KEY CAST MEMBERS: Benedict Cumberbatch, Keenan Thompson, Rashida Jones, Cameroon Seely, Angela Lansbury and Pharrell Williams

DIRECTOR(S): Yarrow Cheney, Scott Mosier

WEB SITE: https://www.grinchmovie.com/ 

THE BACK STORY: The latest iteration of Dr. Theodor Geisel's beloved Christmas classic, the 2018 version Dr. Seuss' The Grinch finds Benedict Cumberbatch voicing the titular green curmudgeon this time out. Furry, grumpy and mean as ever, the Grinch despises the town of Whoville's annual holiday celebration in a manner that would make Ebenezer Scrooge proud. Content to hang in his cave on the mountain overlooking the town with his precocious dog Max, our green antagonist to all the happy Whos in Whooville like his neighbor Mr.
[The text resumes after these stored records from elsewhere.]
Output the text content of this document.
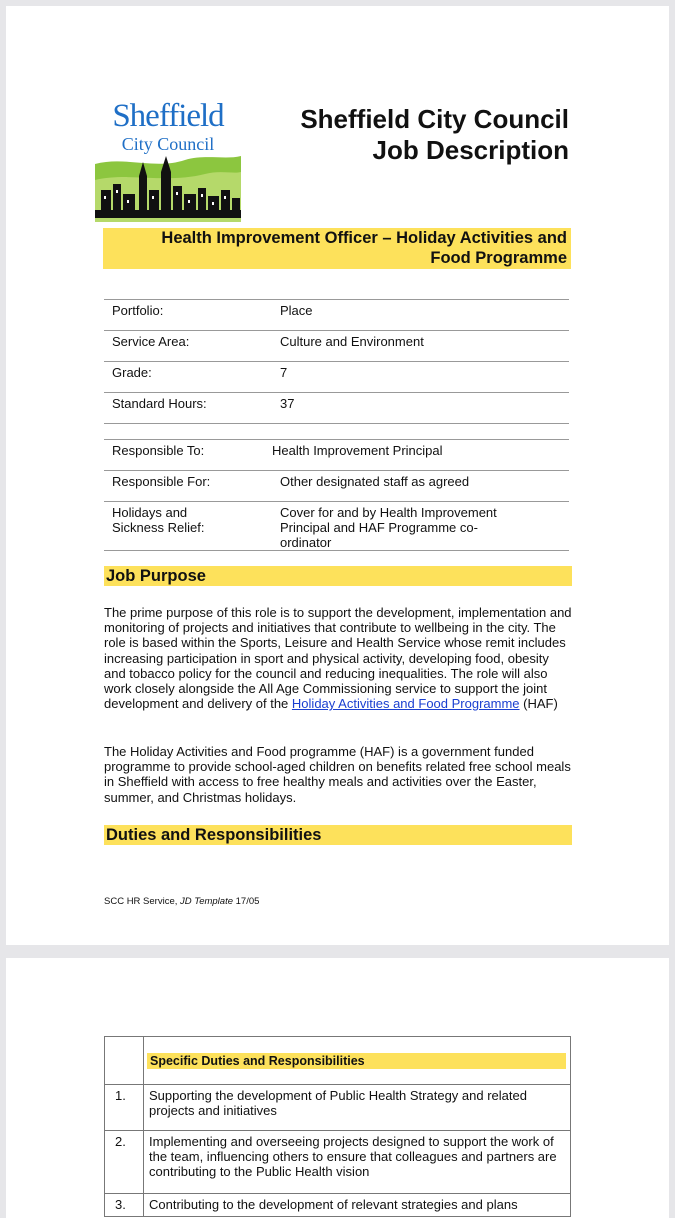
Sheffield
City Council
Sheffield City Council
Job Description
Health Improvement Officer – Holiday Activities and
Food Programme
Portfolio:	Place
Service Area:	Culture and Environment
Grade:	7
Standard Hours:	37
Responsible To:	Health Improvement Principal
Responsible For:	Other designated staff as agreed

Holidays and Sickness Relief:	Cover for and by Health Improvement Principal and HAF Programme co-ordinator
Job Purpose
The prime purpose of this role is to support the development, implementation and monitoring of projects and initiatives that contribute to wellbeing in the city. The role is based within the Sports, Leisure and Health Service whose remit includes increasing participation in sport and physical activity, developing food, obesity and tobacco policy for the council and reducing inequalities. The role will also work closely alongside the All Age Commissioning service to support the joint development and delivery of the Holiday Activities and Food Programme (HAF)
The Holiday Activities and Food programme (HAF) is a government funded programme to provide school-aged children on benefits related free school meals in Sheffield with access to free healthy meals and activities over the Easter, summer, and Christmas holidays.
Duties and Responsibilities
SCC HR Service, JD Template 17/05

	Specific Duties and Responsibilities

1.	Supporting the development of Public Health Strategy and related projects and initiatives
2.	Implementing and overseeing projects designed to support the work of the team, influencing others to ensure that colleagues and partners are contributing to the Public Health vision
3.	Contributing to the development of relevant strategies and plans
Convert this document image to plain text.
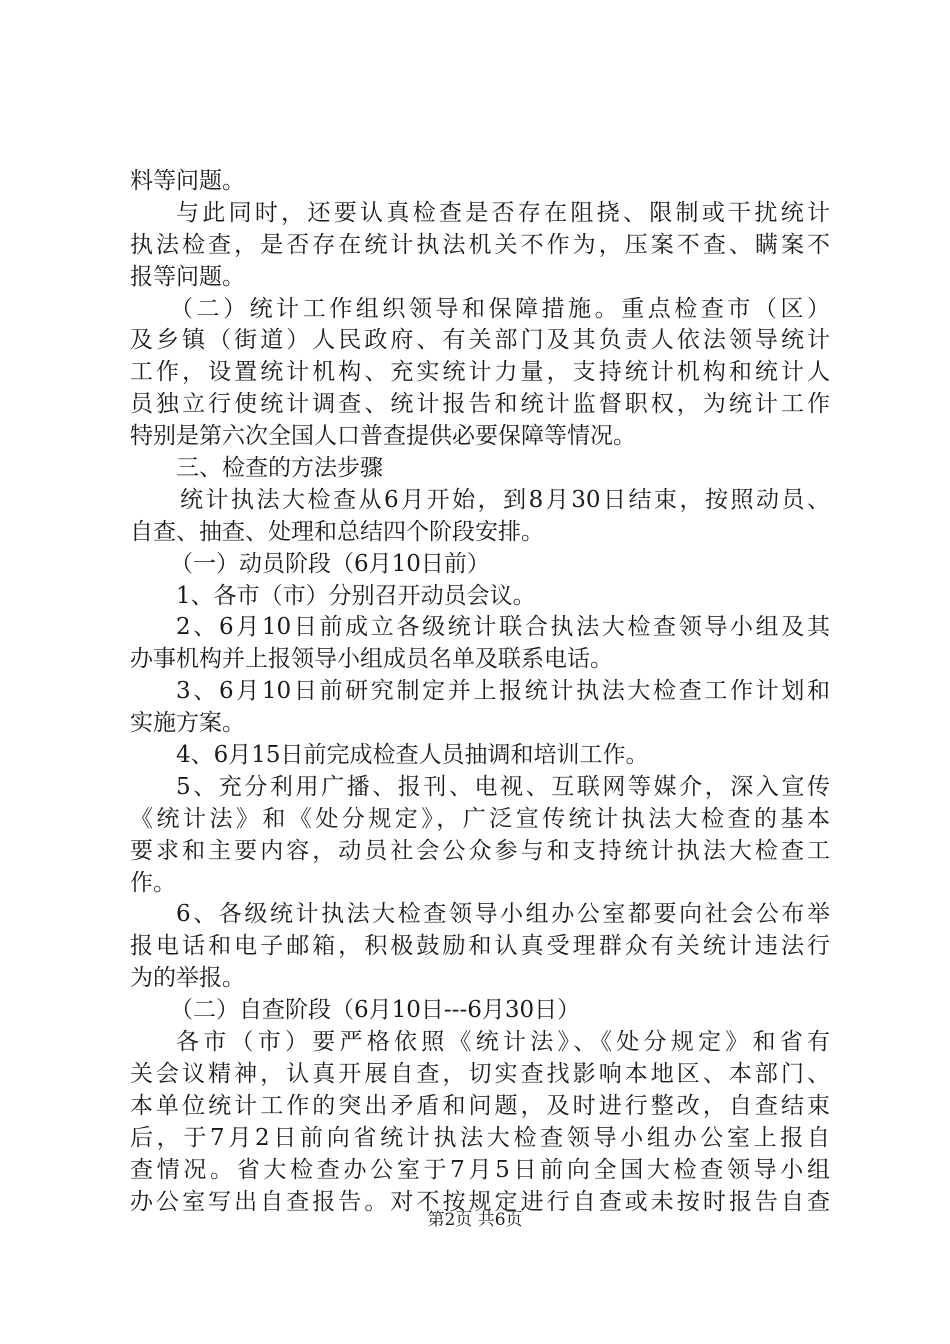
料等问题。
与此同时，还要认真检查是否存在阻挠、限制或干扰统计
执法检查，是否存在统计执法机关不作为，压案不查、瞒案不
报等问题。
（二）统计工作组织领导和保障措施。重点检查市（区）
及乡镇（街道）人民政府、有关部门及其负责人依法领导统计
工作，设置统计机构、充实统计力量，支持统计机构和统计人
员独立行使统计调查、统计报告和统计监督职权，为统计工作
特别是第六次全国人口普查提供必要保障等情况。
三、检查的方法步骤
统计执法大检查从6月开始，到8月30日结束，按照动员、
自查、抽查、处理和总结四个阶段安排。
（一）动员阶段（6月10日前）
1、各市（市）分别召开动员会议。
2、6月10日前成立各级统计联合执法大检查领导小组及其
办事机构并上报领导小组成员名单及联系电话。
3、6月10日前研究制定并上报统计执法大检查工作计划和
实施方案。
4、6月15日前完成检查人员抽调和培训工作。
5、充分利用广播、报刊、电视、互联网等媒介，深入宣传
《统计法》和《处分规定》，广泛宣传统计执法大检查的基本
要求和主要内容，动员社会公众参与和支持统计执法大检查工
作。
6、各级统计执法大检查领导小组办公室都要向社会公布举
报电话和电子邮箱，积极鼓励和认真受理群众有关统计违法行
为的举报。
（二）自查阶段（6月10日---6月30日）
各市（市）要严格依照《统计法》、《处分规定》和省有
关会议精神，认真开展自查，切实查找影响本地区、本部门、
本单位统计工作的突出矛盾和问题，及时进行整改，自查结束
后，于7月2日前向省统计执法大检查领导小组办公室上报自
查情况。省大检查办公室于7月5日前向全国大检查领导小组
办公室写出自查报告。对不按规定进行自查或未按时报告自查
第2页 共6页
Bricklebaum (Keenan Thompson). 

What he's not counting on, however, is Cindy Lou-Who (Cameron Seely) – a little girl who just wants Santa Claus to bring her mother a very merry Christmas – throwing a well-thought out wrench into his plans to ruin the holiday for the whole town. 

THE REVIEW: There's nothing necessarily wrong with Illumination – the team behind the Despicable Me franchise – entering the fray to produce a Grinch movie; on paper, it would almost seem like a can't lose situation. But when you watch the film, you might almost feel like you're getting a diet Despicable Me that does feel like putting new tires on a very used car. In other words, the movie doesn't do anything to harm the Dr. Seuss movie series ... But it doesn't do anything to add to it, either.

The film doesn't have the pure, whimsical charm of the 1966 original nor the comedically dark undertones of the 2000 live-action masterpiece starring Jim Carrey; instead, it exists somewhere in its own universe where it doesn't know what exactly it wants to be besides light-hearted with graphics to appeal to children of the HDTV generation. Sure, Fred the Reindeer and Max add some much needed fun – as do the abbreviated appearances of Thompson's bearded Who and Cindy-Lou Who, but the film just has a very "been there, done that" feeling for anyone that has seen either of the previous two versions. Think of like McDonalds' – no matter who many playgrounds, self-serve kiosks or Coca-Cola Freestyle machines you add, it's still the same food, this time just dressed up better to hide the same taste ... Just a little less fresher than you'd expect. Pharrell Williams' does a nice job as the narrator and Cumberbatch adds a nice bit of snark that helps makes the Grinch's turn from antagonist to protagonist palatable, but it's still a cinematic experience we've had before. And if you're going to do a Dr. Seuss movie, you must seize the opportunity to make it as original as the man himself.